Sexual blackmail, Russia style: a history of ‘kompromat’

Russia has a well-documented record of using kompromat to discredit Kremlin foes

A  guest room in a Moscow Intourist hotel in 1971. When the Soviet Union set up the Intourist hotel and travel company under Stalin, the bellboys, drivers, cooks and maids all worked for the NKVD, the secret police agency later known as the KGB.  Photograph:  Sovfoto/UIG via Getty Images

A guest room in a Moscow Intourist hotel in 1971. When the Soviet Union set up the Intourist hotel and travel company under Stalin, the bellboys, drivers, cooks and maids all worked for the NKVD, the secret police agency later known as the KGB. Photograph: Sovfoto/UIG via Getty Images

When the Soviet Union set up the Intourist hotel and travel company under Stalin, the bellboys, drivers, cooks and maids all worked for the NKVD, the secret police agency later known as the KGB. Also on the payroll were the prostitutes deployed to entrap and blackmail visiting foreign politicians and businessmen.

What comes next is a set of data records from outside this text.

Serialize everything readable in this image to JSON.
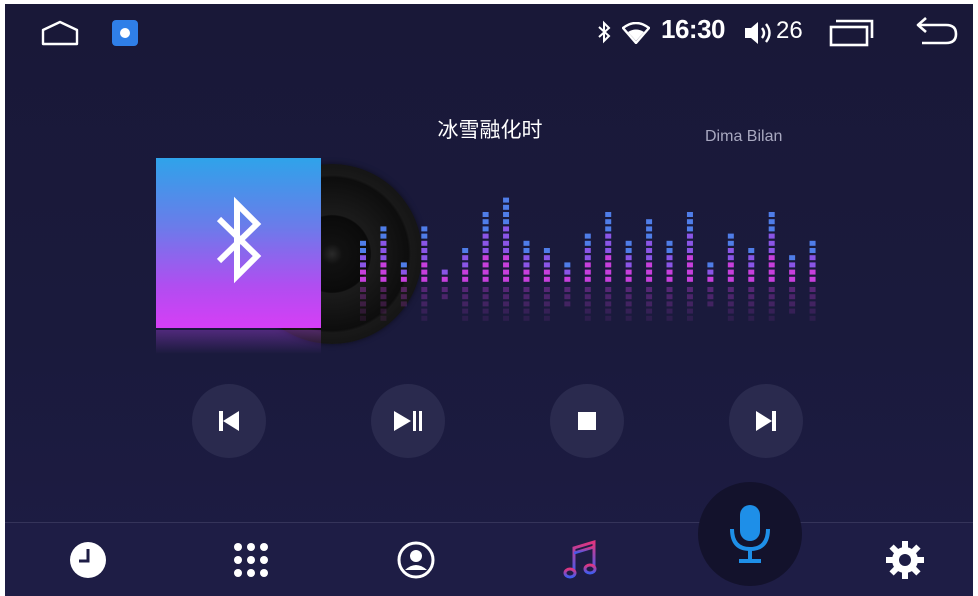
{
  "status_bar": {
    "time": "16:30",
    "volume": "26",
    "icons": [
      "home-icon",
      "app-notification-icon",
      "bluetooth-icon",
      "wifi-icon",
      "volume-icon",
      "recent-apps-icon",
      "back-icon"
    ]
  },
  "song": {
    "title": "冰雪融化时",
    "artist": "Dima Bilan"
  },
  "spectrum": {
    "levels": [
      0.45,
      0.6,
      0.25,
      0.55,
      0.15,
      0.35,
      0.7,
      0.85,
      0.45,
      0.35,
      0.22,
      0.5,
      0.7,
      0.4,
      0.62,
      0.45,
      0.7,
      0.22,
      0.5,
      0.35,
      0.7,
      0.28,
      0.45
    ],
    "colors": [
      "#4f7de8",
      "#8a55e6",
      "#c63fdc"
    ]
  },
  "controls": [
    "previous-icon",
    "play-pause-icon",
    "stop-icon",
    "next-icon"
  ],
  "bottom_nav": {
    "items": [
      "recent-calls-icon",
      "apps-grid-icon",
      "contacts-icon",
      "music-icon",
      "microphone-icon",
      "settings-icon"
    ],
    "active_color": "#e0357f",
    "accent_color": "#1e8fe8"
  }
}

Russia’s Intourist hotels have since been sold off, including the travel company’s once dowdy flagship hostelry just down the road from the Kremlin. Lavishly refurbished and fitted with a spa and special security features, the hotel is now the Ritz-Carlton, a five-star temple of luxurious living that promotes itself as an “unforgettable retreat in the heart of the city”.